A ver, que quede claro que lo del ‘Golfo de América’ no es un seudónimo ni un apodo para referirse al Sr. Trump. Lo digo porque, entre graciosos, por un lado, y despistados por el otro, empieza a haber un poco de confusión.
Golfo de América es el nuevo nombre que la administración estadounidense quiere imponer al mundo para referirse, de ahora en adelante, al Golfo de México. El argumento utilizado es el de “recuperar el orgullo patrio” y para ello está utilizando el sistema de obstaculizar y/o represaliar a los medios de comunicación que no utilicen la nueva denominación, a la vez que ordena taxativamente utilizarlo con carácter inmediato a todas las administraciones estatales.
La primera afectada ha sido la gran agencia de noticias Associated Press (ganadora de numerosos premios Pulitzer), cuyos miembros, mientras no utilicen el nuevo nombre, no podrán entrar en el despacho oval para atender las ruedas de prensa con el presidente ni obtener plaza en el avión presidencial en sus desplazamientos oficiales.
Para los que no residimos en los EEUU, podemos observar algo de esto entrando en Google Maps, donde ya aparecen las dos denominaciones y estamos divertidamente atentos para ver cómo las grandes navieras y los operadores globales evitan meterse en charcos a la hora de bautizar sus servicios regulares a esa zona.
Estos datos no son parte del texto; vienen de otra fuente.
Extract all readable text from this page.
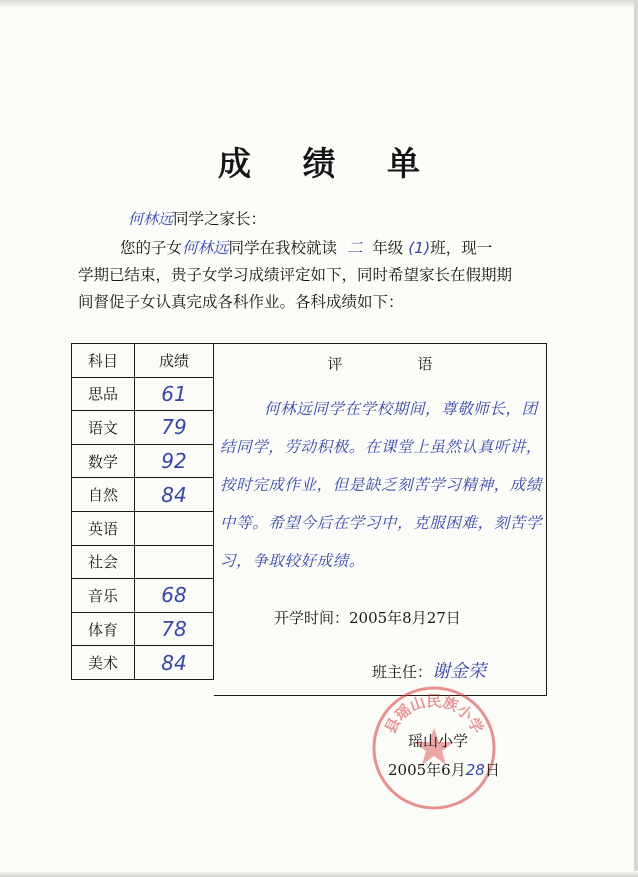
成 绩 单
何林远同学之家长：
您的子女何林远同学在我校就读 二 年级 (1)班，现一
学期已结束，贵子女学习成绩评定如下，同时希望家长在假期期
间督促子女认真完成各科作业。各科成绩如下：
科目	成绩
思品	61
语文	79
数学	92
自然	84
英语	
社会	
音乐	68
体育	78
美术	84
评　语
何林远同学在学校期间，尊敬师长，团结同学，劳动积极。在课堂上虽然认真听讲，按时完成作业，但是缺乏刻苦学习精神，成绩中等。希望今后在学习中，克服困难，刻苦学习，争取较好成绩。
开学时间：2005年8月27日
班主任：谢金荣
县瑶山民族小学
瑶山小学
2005年6月28日
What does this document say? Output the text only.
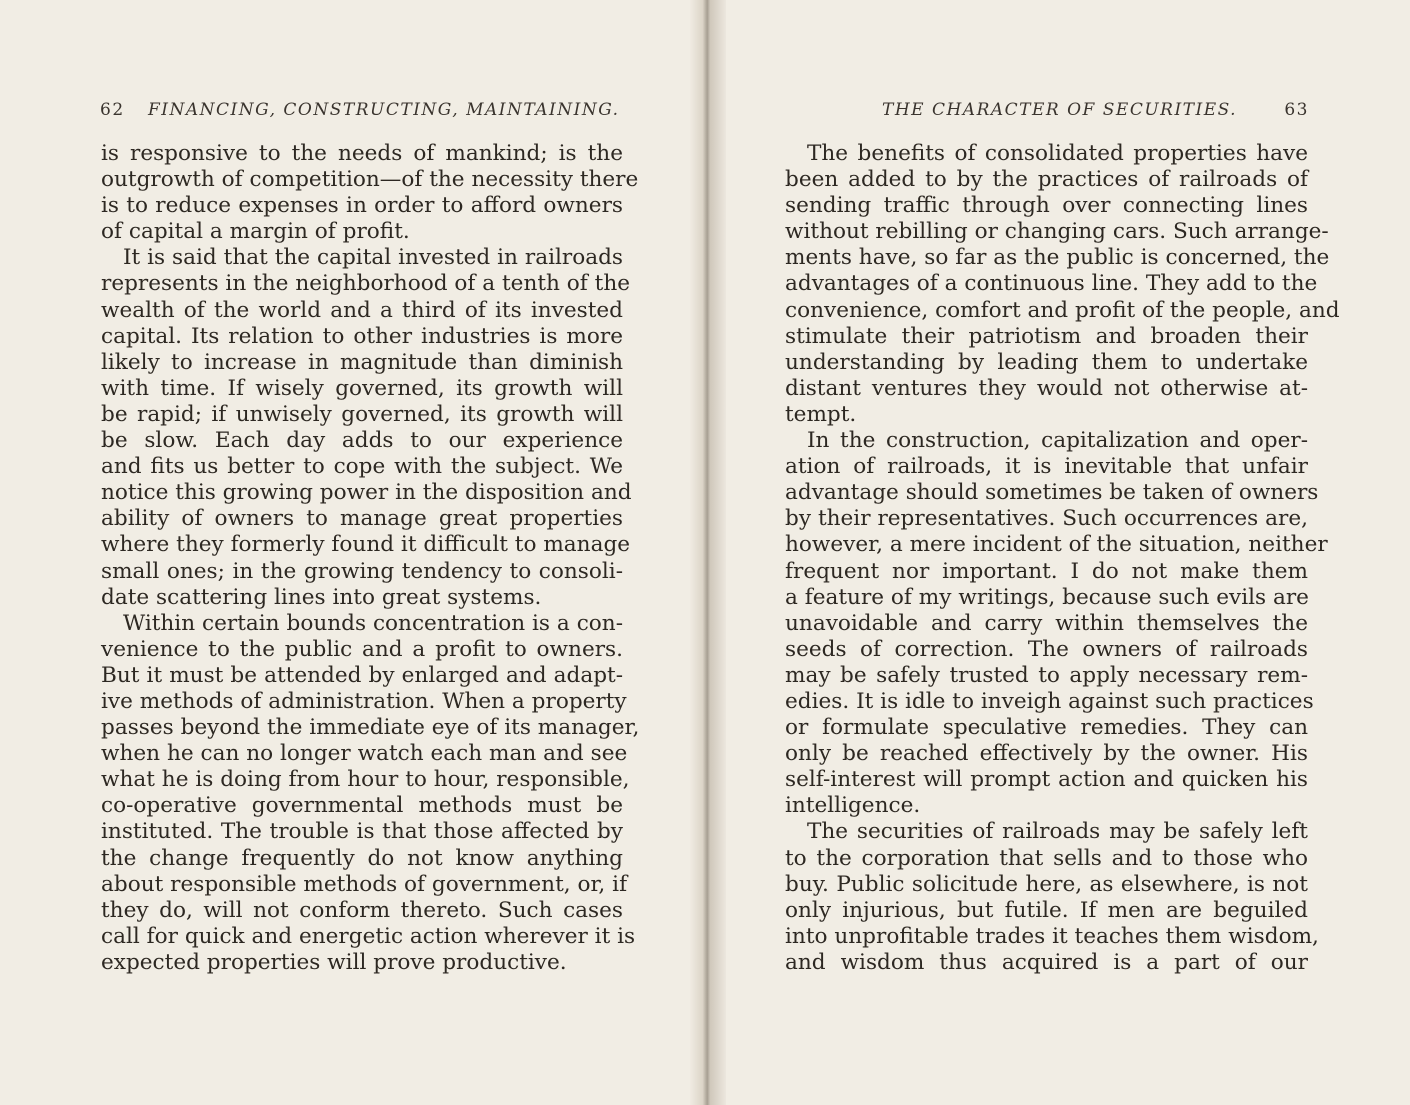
62 FINANCING, CONSTRUCTING, MAINTAINING.
is responsive to the needs of mankind; is the
outgrowth of competition—of the necessity there
is to reduce expenses in order to afford owners
of capital a margin of profit.
It is said that the capital invested in railroads
represents in the neighborhood of a tenth of the
wealth of the world and a third of its invested
capital. Its relation to other industries is more
likely to increase in magnitude than diminish
with time. If wisely governed, its growth will
be rapid; if unwisely governed, its growth will
be slow. Each day adds to our experience
and fits us better to cope with the subject. We
notice this growing power in the disposition and
ability of owners to manage great properties
where they formerly found it difficult to manage
small ones; in the growing tendency to consoli-
date scattering lines into great systems.
Within certain bounds concentration is a con-
venience to the public and a profit to owners.
But it must be attended by enlarged and adapt-
ive methods of administration. When a property
passes beyond the immediate eye of its manager,
when he can no longer watch each man and see
what he is doing from hour to hour, responsible,
co-operative governmental methods must be
instituted. The trouble is that those affected by
the change frequently do not know anything
about responsible methods of government, or, if
they do, will not conform thereto. Such cases
call for quick and energetic action wherever it is
expected properties will prove productive.
THE CHARACTER OF SECURITIES.	63
The benefits of consolidated properties have
been added to by the practices of railroads of
sending traffic through over connecting lines
without rebilling or changing cars. Such arrange-
ments have, so far as the public is concerned, the
advantages of a continuous line. They add to the
convenience, comfort and profit of the people, and
stimulate their patriotism and broaden their
understanding by leading them to undertake
distant ventures they would not otherwise at-
tempt.
In the construction, capitalization and oper-
ation of railroads, it is inevitable that unfair
advantage should sometimes be taken of owners
by their representatives. Such occurrences are,
however, a mere incident of the situation, neither
frequent nor important. I do not make them
a feature of my writings, because such evils are
unavoidable and carry within themselves the
seeds of correction. The owners of railroads
may be safely trusted to apply necessary rem-
edies. It is idle to inveigh against such practices
or formulate speculative remedies. They can
only be reached effectively by the owner. His
self-interest will prompt action and quicken his
intelligence.
The securities of railroads may be safely left
to the corporation that sells and to those who
buy. Public solicitude here, as elsewhere, is not
only injurious, but futile. If men are beguiled
into unprofitable trades it teaches them wisdom,
and wisdom thus acquired is a part of our
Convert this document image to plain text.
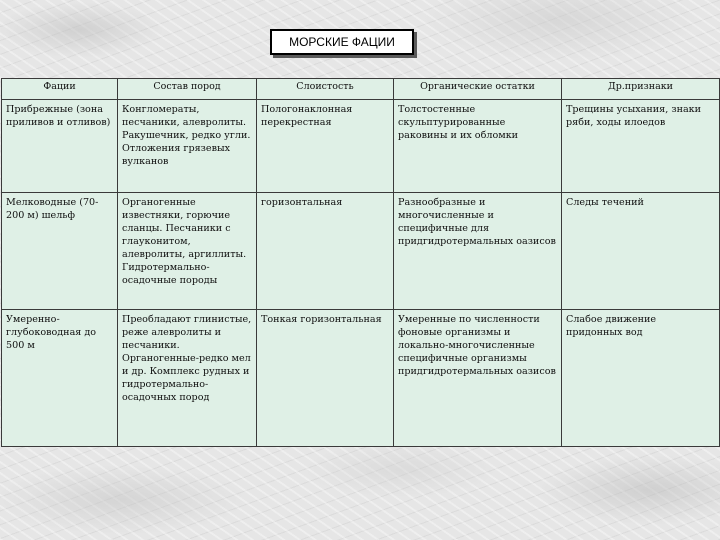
МОРСКИЕ ФАЦИИ
Фации	Состав пород	Слоистость	Органические остатки	Др.признаки
Прибрежные (зона приливов и отливов)	Конгломераты, песчаники, алевролиты. Ракушечник, редко угли. Отложения грязевых вулканов	Пологонаклонная перекрестная	Толстостенные скульптурированные раковины и их обломки	Трещины усыхания, знаки ряби, ходы илоедов
Мелководные (70-200 м) шельф	Органогенные известняки, горючие сланцы. Песчаники с глауконитом, алевролиты, аргиллиты. Гидротермально-осадочные породы	горизонтальная	Разнообразные и многочисленные и специфичные для придгидротермальных оазисов	Следы течений
Умеренно-глубоководная до 500 м	Преобладают глинистые, реже алевролиты и песчаники. Органогенные-редко мел и др. Комплекс рудных и гидротермально-осадочных пород	Тонкая горизонтальная	Умеренные по численности фоновые организмы и локально-многочисленные специфичные организмы придгидротермальных оазисов	Слабое движение придонных вод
Se trata de una nueva apropiación indebida de los nombres por parte de la superpotencia, que no hace muchos años denominaba al resto de países del continente como ‘su patio de atrás’.
La anterior apropiación, y muy exitosa, fue la del gentilicio de ‘americano’ que todos hemos adoptado y entendemos, mecánicamente, que se refiere de forma exclusiva a los ciudadanos de los Estados Unidos, por lo que, en nuestro imaginario del día a día, los argentinos o los cubanos, americanos lo que se dice americanos, no son o lo son, pero de menor categoría. El conocido lema de «América para los americanos» siempre ha tenido para los estadounidenses un sentido muy inequívoco.
La verdad es que la prestidigitación con los nombres (geográficos o no) en el llamado nuevo continente es casi, casi, una tradición: desde su mal llamado ‘descubrimiento’ hasta su bautizo como América en honor del geógrafo italiano Americo Vespuccio, del que muchos historiadores dudan que realmente hubiera atravesado el Atlántico una sola vez.
PD:
Una vez asignado el nombre del continente entero a Vespuccio, a Colón le ha quedado el nombre de ese gran país que es Colombia y el de un estado de la costa del Pacífico en Canadá.